What happens is something like this:

• Image 1 is stored in self.myImage
• An asynchronous task is enqueued on a serial dispatch queue to process Image 1.
• When this task executes it picks up the current self.myImage and then clears self.myImage
• If a non-nil image was picked up, it is passed to doSomethingThatWillTakeTime

Later,

• Image 2 is stored in self.myImage
• An asynchronous task is enqueued on a serial dispatch queue to process Image 2
• Since it is a serial dispatch queue, if the first task isn't done, this task will wait.

Now say,

• Image 3 is stored in self.myImage - note that this doesn't check to see if self.myImage is nil, it just overwrites it, so if Image 2 was never processed it has been "dropped"
• An asynchronous task is enqueued on a serial dispatch queue to process Image 3, but it also has to wait
• Now, when the first task finishes, the second will execute.

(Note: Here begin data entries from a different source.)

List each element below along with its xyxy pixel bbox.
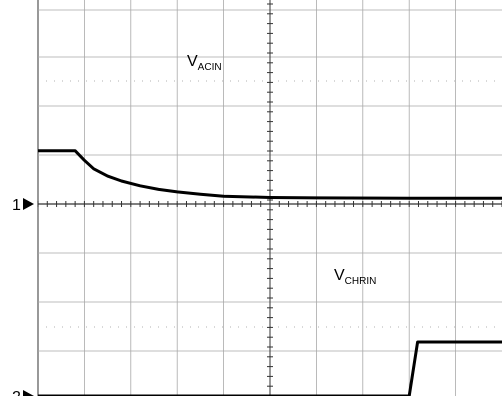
- channel-2-marker-label: 2: [12, 389, 21, 396]
- channel-markers: 12: [12, 197, 34, 396]
- trace-ch1: [38, 149, 502, 200]
- trace-ch2: [38, 340, 502, 396]
- channel-1-signal-label: VACIN: [187, 53, 222, 73]
- channel-1-marker-arrow: [23, 198, 34, 210]
- channel-2-signal-label: VCHRIN: [334, 267, 376, 287]
- graticule: [37, 0, 502, 396]
- waveform-traces: [38, 149, 502, 396]
- channel-2-marker-arrow: [23, 390, 34, 396]
- channel-labels: VACIN VCHRIN: [187, 53, 376, 287]
- channel-1-marker-label: 1: [12, 197, 21, 214]
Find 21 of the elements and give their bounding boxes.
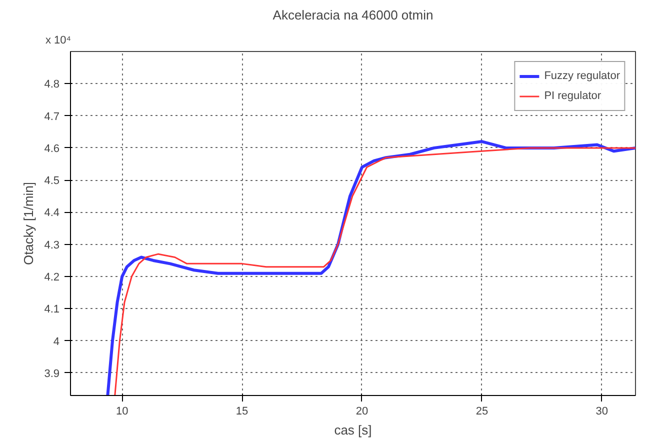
y-tick-label: 4.8 xyxy=(44,78,60,91)
legend-label: PI regulator xyxy=(544,90,602,102)
y-tick-label: 4.7 xyxy=(44,110,60,123)
y-tick-label: 4 xyxy=(53,336,60,348)
text: x 10⁴ xyxy=(46,34,72,46)
x-tick-label: 15 xyxy=(236,406,248,418)
y-tick-label: 3.9 xyxy=(44,368,60,380)
x-tick-label: 30 xyxy=(596,406,608,418)
y-tick-label: 4.1 xyxy=(44,304,60,316)
y-tick-label: 4.4 xyxy=(44,207,60,220)
y-axis-title: Otacky [1/min] xyxy=(21,182,36,266)
chart-title: Akceleracia na 46000 otmin xyxy=(272,8,434,22)
y-tick-label: 4.5 xyxy=(44,175,60,188)
y-tick-label: 4.2 xyxy=(44,272,60,284)
y-tick-label: 4.3 xyxy=(44,239,60,252)
x-tick-label: 10 xyxy=(116,406,128,418)
x-axis-title: cas [s] xyxy=(334,422,372,438)
x-tick-label: 25 xyxy=(476,406,488,418)
x-tick-label: 20 xyxy=(356,406,368,418)
legend-label: Fuzzy regulator xyxy=(544,70,620,82)
y-tick-label: 4.6 xyxy=(44,142,60,155)
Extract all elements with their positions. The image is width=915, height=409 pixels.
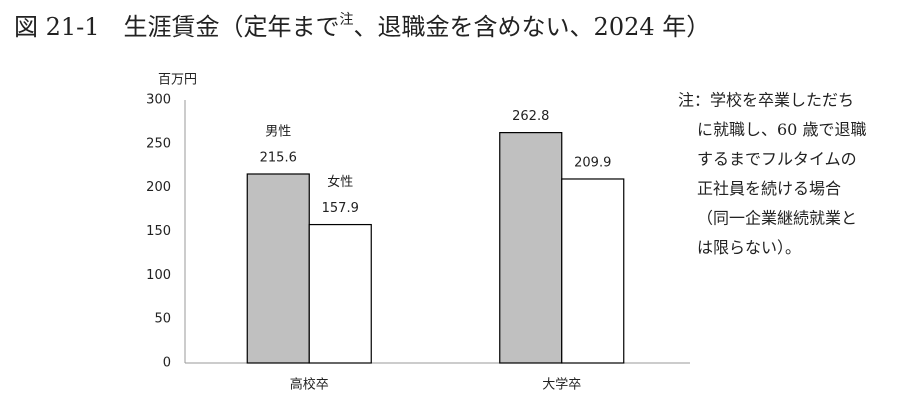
bar <box>308 223 372 364</box>
bar <box>561 178 625 364</box>
note-line: は限らない）。 <box>697 238 801 257</box>
value-label: 262.8 <box>512 109 549 124</box>
x-tick-label: 高校卒 <box>290 377 329 393</box>
value-label: 215.6 <box>260 150 297 165</box>
bar <box>499 132 563 364</box>
legend-label: 男性 <box>265 124 291 139</box>
bar <box>246 173 310 364</box>
value-label: 209.9 <box>574 155 611 170</box>
note-line: に就職し、60 歳で退職 <box>697 120 866 139</box>
y-tick-label: 250 <box>146 136 171 151</box>
note-line: 注：学校を卒業しただち <box>678 91 854 110</box>
y-tick-label: 200 <box>146 180 171 195</box>
y-tick-label: 0 <box>163 356 171 371</box>
title-end: 、退職金を含めない、2024 年） <box>354 13 711 41</box>
note-line: するまでフルタイムの <box>697 150 857 169</box>
y-unit: 百万円 <box>158 73 197 88</box>
value-label: 157.9 <box>322 201 359 216</box>
x-tick-label: 大学卒 <box>542 377 581 393</box>
chart-title: 図 21-1 生涯賃金（定年まで注、退職金を含めない、2024 年） <box>14 12 710 41</box>
y-tick-label: 100 <box>146 268 171 283</box>
title-main: 図 21-1 生涯賃金（定年まで <box>14 13 340 41</box>
legend-label: 女性 <box>327 174 353 190</box>
title-superscript: 注 <box>340 12 354 28</box>
note-line: 正社員を続ける場合 <box>697 179 841 198</box>
y-tick-label: 150 <box>146 224 171 239</box>
y-tick-label: 300 <box>146 93 171 108</box>
note-line: （同一企業継続就業と <box>697 209 857 228</box>
y-tick-label: 50 <box>154 312 171 327</box>
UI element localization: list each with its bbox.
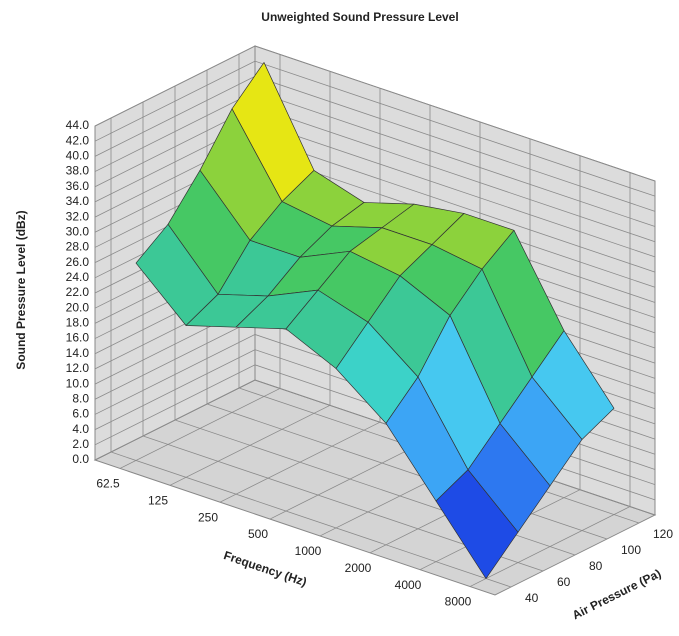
- z-tick-label: 20.0: [66, 300, 90, 314]
- z-tick-label: 2.0: [72, 437, 89, 451]
- x-tick-label: 8000: [445, 595, 472, 609]
- z-axis-title: Sound Pressure Level (dBz): [14, 210, 28, 369]
- grid-line: [469, 172, 631, 587]
- x-tick-label: 62.5: [96, 477, 120, 491]
- z-tick-label: 16.0: [66, 331, 90, 345]
- z-tick-label: 12.0: [66, 361, 90, 375]
- z-tick-label: 44.0: [66, 118, 90, 132]
- grid-line: [110, 118, 512, 588]
- grid-line: [219, 88, 381, 503]
- z-tick-label: 26.0: [66, 255, 90, 269]
- z-tick-label: 34.0: [66, 194, 90, 208]
- x-tick-label: 2000: [345, 561, 372, 575]
- z-tick-label: 8.0: [72, 391, 89, 405]
- z-tick-label: 6.0: [72, 407, 89, 421]
- z-tick-label: 22.0: [66, 285, 90, 299]
- y-tick-label: 40: [525, 591, 539, 605]
- z-tick-label: 0.0: [72, 452, 89, 466]
- x-tick-label: 1000: [295, 544, 322, 558]
- z-tick-label: 32.0: [66, 209, 90, 223]
- z-tick-label: 10.0: [66, 376, 90, 390]
- chart-title: Unweighted Sound Pressure Level: [261, 10, 458, 24]
- z-tick-label: 38.0: [66, 164, 90, 178]
- y-tick-label: 120: [653, 527, 673, 541]
- z-tick-label: 14.0: [66, 346, 90, 360]
- z-tick-label: 28.0: [66, 240, 90, 254]
- z-tick-label: 18.0: [66, 316, 90, 330]
- x-tick-label: 500: [248, 527, 268, 541]
- surface-patch: [435, 469, 519, 579]
- x-tick-label: 4000: [395, 578, 422, 592]
- y-tick-label: 60: [557, 575, 571, 589]
- y-tick-label: 80: [589, 559, 603, 573]
- z-tick-label: 24.0: [66, 270, 90, 284]
- grid-line: [142, 102, 544, 572]
- x-tick-label: 125: [148, 493, 168, 507]
- z-tick-label: 36.0: [66, 179, 90, 193]
- z-tick-label: 30.0: [66, 224, 90, 238]
- grid-line: [94, 45, 656, 182]
- y-tick-label: 100: [621, 543, 641, 557]
- y-axis-title: Air Pressure (Pa): [570, 566, 663, 622]
- z-tick-label: 40.0: [66, 149, 90, 163]
- z-tick-label: 4.0: [72, 422, 89, 436]
- grid-line: [94, 60, 656, 197]
- x-tick-label: 250: [198, 510, 218, 524]
- z-tick-label: 42.0: [66, 133, 90, 147]
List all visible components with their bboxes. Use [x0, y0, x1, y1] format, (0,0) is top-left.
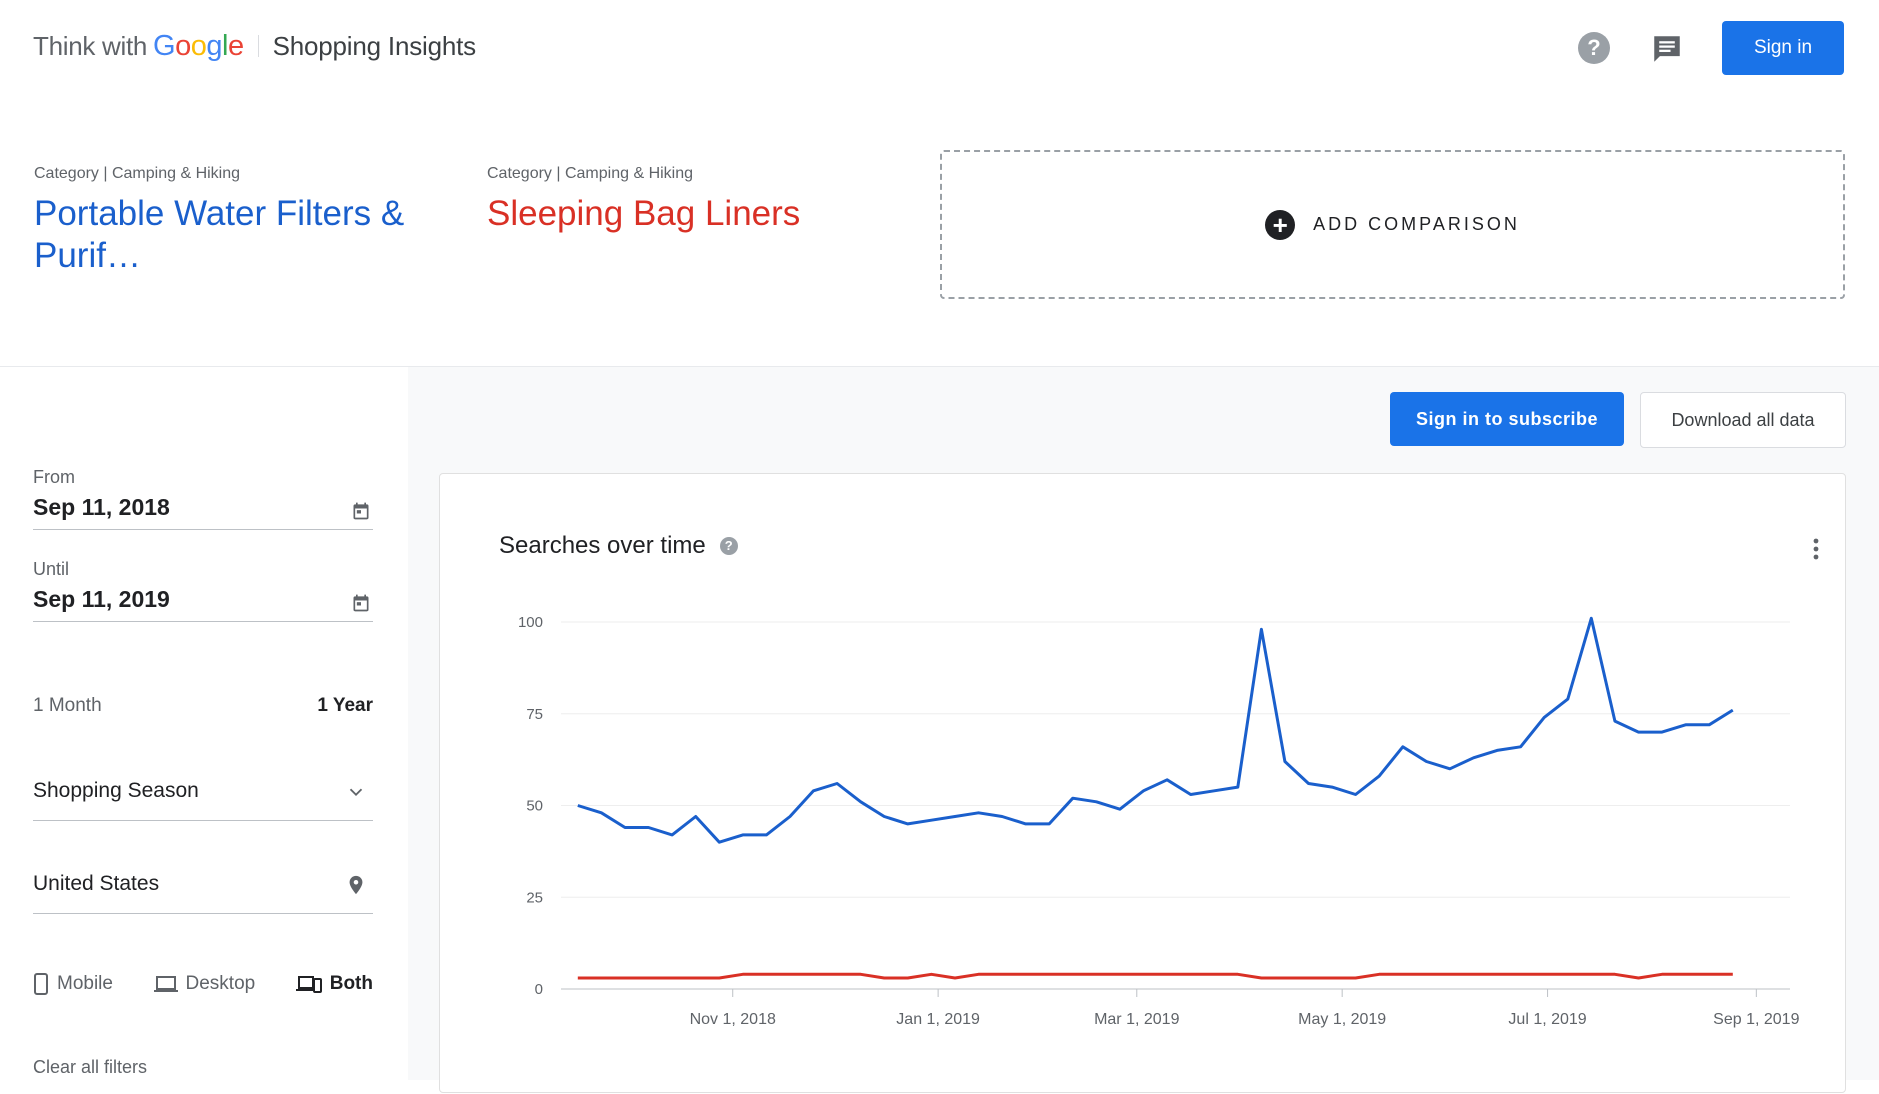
subscribe-button[interactable]: Sign in to subscribe — [1390, 392, 1624, 446]
x-tick-label: Jul 1, 2019 — [1508, 1011, 1586, 1028]
product-name: Shopping Insights — [272, 30, 477, 61]
x-tick-label: Nov 1, 2018 — [690, 1011, 776, 1028]
device-filter: Mobile Desktop Both — [33, 973, 373, 995]
until-label: Until — [33, 559, 70, 579]
shopping-season-select[interactable]: Shopping Season — [33, 761, 373, 821]
y-tick-label: 75 — [526, 706, 543, 723]
term-name[interactable]: Sleeping Bag Liners — [487, 194, 801, 233]
main-content: Sign in to subscribe Download all data S… — [408, 367, 1879, 1093]
help-circle-icon[interactable]: ? — [719, 537, 738, 555]
feedback-icon[interactable] — [1650, 32, 1684, 66]
shopping-season-value: Shopping Season — [33, 779, 199, 802]
term-category: Category | Camping & Hiking — [34, 165, 241, 182]
y-tick-label: 25 — [526, 889, 543, 906]
google-wordmark: Google — [153, 29, 244, 62]
add-comparison-button[interactable]: + ADD COMPARISON — [940, 150, 1845, 299]
comparison-section: Category | Camping & Hiking Portable Wat… — [0, 92, 1879, 367]
until-date-field[interactable]: Until Sep 11, 2019 — [33, 559, 373, 622]
field-underline — [33, 529, 373, 530]
y-tick-label: 50 — [526, 798, 543, 815]
from-label: From — [33, 467, 75, 487]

It will pick up the value from self.myImage which is now Image 3 and clear self.myImage
• Image 3 is passed to doSomethingThatWillTakeTime
• When the second task completes, the third task will start.
• It will get nil from self.myImage do nothing.

So you can see how Image 2 was dropped since it was stale; Image 3 had already arrived, so there was no point in processing Image 2.

Essentially, this code implements a circular buffer of size 1

Answer 3

The crucial thing is executeBlockAsync, which in turn calls dispatch_async. So the real work is dispatched to a background queue, which is most likely configured to be working sequentially. doSomethingWithImage immediately returns and will never take 1/30s.

So the dispatching guarantees that image processing is done serially. This works as long as image processing doesn't take more than 1/30s on average. Single images can take longer. If it persists to take longer, the queue will fill up.

I don't understand what @synchronized does in this code. It only makes sense if there is more code (not shown here) that uses the same @synchronized block.